Schauen wir mal auf Ihre konkrete Tätigkeit auf der Matte: Da beharken sich zwei Ringer, Sie sind mittendrin und leiten den Kampf: Ist
das Ihr Naturell oder mussten Sie sich dieses Selbstbewusstsein erst zulegen?
Also – ich habe mit 16 Jahren als Kampfrichterin angefangen. Da war mein Selbstbewusstsein noch nicht so groß, da nimmt man noch mehr von den Kämpfen mit nach Hause und nimmt sich Fehler und Kritik mehr zu Herzen. Mit der Zeit bin ich dann selbstbewusster geworden, was vielleicht der Beruf mit sich bringt. Ich bin Physiotherapeutin. Es ist auch nicht immer einfach, mit Patienten klarzukommen. Irgendwann eignet man sich eine „Ihr-könntmich-mal!“-Einstellung an und dann ziehe ich mein Ding durch, ob das den Leuten passt oder nicht. Und dann lache ich eher mal, wenn jemand was unqualifiziertes reinschreit und ich mir dann denk: „Ihr habt ja wirklich keine Ahnung von Regeln!“(lacht). Man legt sich schon ein dickes Fell zu.

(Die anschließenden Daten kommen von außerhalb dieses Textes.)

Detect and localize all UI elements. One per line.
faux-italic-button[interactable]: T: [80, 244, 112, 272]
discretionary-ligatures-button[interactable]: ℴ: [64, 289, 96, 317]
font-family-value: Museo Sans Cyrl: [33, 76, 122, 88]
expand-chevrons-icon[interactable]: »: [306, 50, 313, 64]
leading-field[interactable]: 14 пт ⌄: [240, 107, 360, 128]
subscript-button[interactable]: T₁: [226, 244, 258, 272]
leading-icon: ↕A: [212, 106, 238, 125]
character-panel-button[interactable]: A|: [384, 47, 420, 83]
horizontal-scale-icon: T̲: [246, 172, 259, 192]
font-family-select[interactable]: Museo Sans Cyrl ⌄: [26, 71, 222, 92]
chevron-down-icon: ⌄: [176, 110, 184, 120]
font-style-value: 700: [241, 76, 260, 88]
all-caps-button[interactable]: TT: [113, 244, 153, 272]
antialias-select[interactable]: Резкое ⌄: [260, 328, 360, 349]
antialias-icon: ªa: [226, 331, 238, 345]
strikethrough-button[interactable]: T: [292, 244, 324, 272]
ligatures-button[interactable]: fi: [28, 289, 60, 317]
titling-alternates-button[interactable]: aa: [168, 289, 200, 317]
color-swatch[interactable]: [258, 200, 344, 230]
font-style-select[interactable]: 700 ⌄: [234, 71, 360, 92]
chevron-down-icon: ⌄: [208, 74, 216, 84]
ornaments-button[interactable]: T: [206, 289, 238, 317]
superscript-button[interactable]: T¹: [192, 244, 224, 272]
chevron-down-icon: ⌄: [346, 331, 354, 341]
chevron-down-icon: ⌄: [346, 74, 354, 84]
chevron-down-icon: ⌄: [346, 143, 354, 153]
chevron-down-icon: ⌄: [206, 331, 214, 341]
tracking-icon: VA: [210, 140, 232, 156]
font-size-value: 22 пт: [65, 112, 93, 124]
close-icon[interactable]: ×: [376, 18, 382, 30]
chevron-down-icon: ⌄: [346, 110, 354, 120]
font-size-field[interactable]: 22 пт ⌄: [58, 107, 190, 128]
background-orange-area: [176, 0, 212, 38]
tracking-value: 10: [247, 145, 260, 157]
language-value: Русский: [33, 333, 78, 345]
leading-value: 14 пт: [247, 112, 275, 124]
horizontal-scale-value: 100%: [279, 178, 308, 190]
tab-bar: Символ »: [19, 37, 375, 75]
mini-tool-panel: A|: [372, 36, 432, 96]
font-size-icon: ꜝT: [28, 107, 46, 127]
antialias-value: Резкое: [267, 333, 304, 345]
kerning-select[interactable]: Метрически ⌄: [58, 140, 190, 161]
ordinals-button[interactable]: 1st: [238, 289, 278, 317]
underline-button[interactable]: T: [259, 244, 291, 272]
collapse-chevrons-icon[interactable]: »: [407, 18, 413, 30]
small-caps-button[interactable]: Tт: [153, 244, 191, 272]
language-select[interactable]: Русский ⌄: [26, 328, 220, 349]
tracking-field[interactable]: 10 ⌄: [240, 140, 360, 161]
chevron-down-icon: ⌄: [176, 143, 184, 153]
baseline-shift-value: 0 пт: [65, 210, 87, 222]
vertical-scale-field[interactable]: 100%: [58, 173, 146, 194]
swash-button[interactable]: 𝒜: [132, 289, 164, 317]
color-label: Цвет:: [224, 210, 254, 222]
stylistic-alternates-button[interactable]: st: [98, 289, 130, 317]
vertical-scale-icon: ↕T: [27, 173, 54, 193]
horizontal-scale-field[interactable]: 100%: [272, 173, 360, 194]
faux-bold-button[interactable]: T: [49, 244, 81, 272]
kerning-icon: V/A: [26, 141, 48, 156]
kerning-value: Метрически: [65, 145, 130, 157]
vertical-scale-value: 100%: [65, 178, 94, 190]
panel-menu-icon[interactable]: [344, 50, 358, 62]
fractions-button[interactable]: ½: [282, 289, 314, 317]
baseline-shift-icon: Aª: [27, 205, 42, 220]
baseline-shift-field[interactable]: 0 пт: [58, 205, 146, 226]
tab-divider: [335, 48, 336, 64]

Haben Sie als Kampfrichterin eine bestimmte Devise, was geht bei Ihnen gar nicht, wo pfeifen Sie rigoros ab?
Fingerfassen! Ja, da bin ich schon eher eine, die da mehr Wert darauflegt als Kollegen. Beim Händchenhalten verstehe ich keinen Spaß! (lacht)
Sie sind Kampfrichterin beim Ringen, aber Ringen ist dann nicht Ihr Sport. Was ist denn Ihre Sportart? Das ist Joggen und Fitness.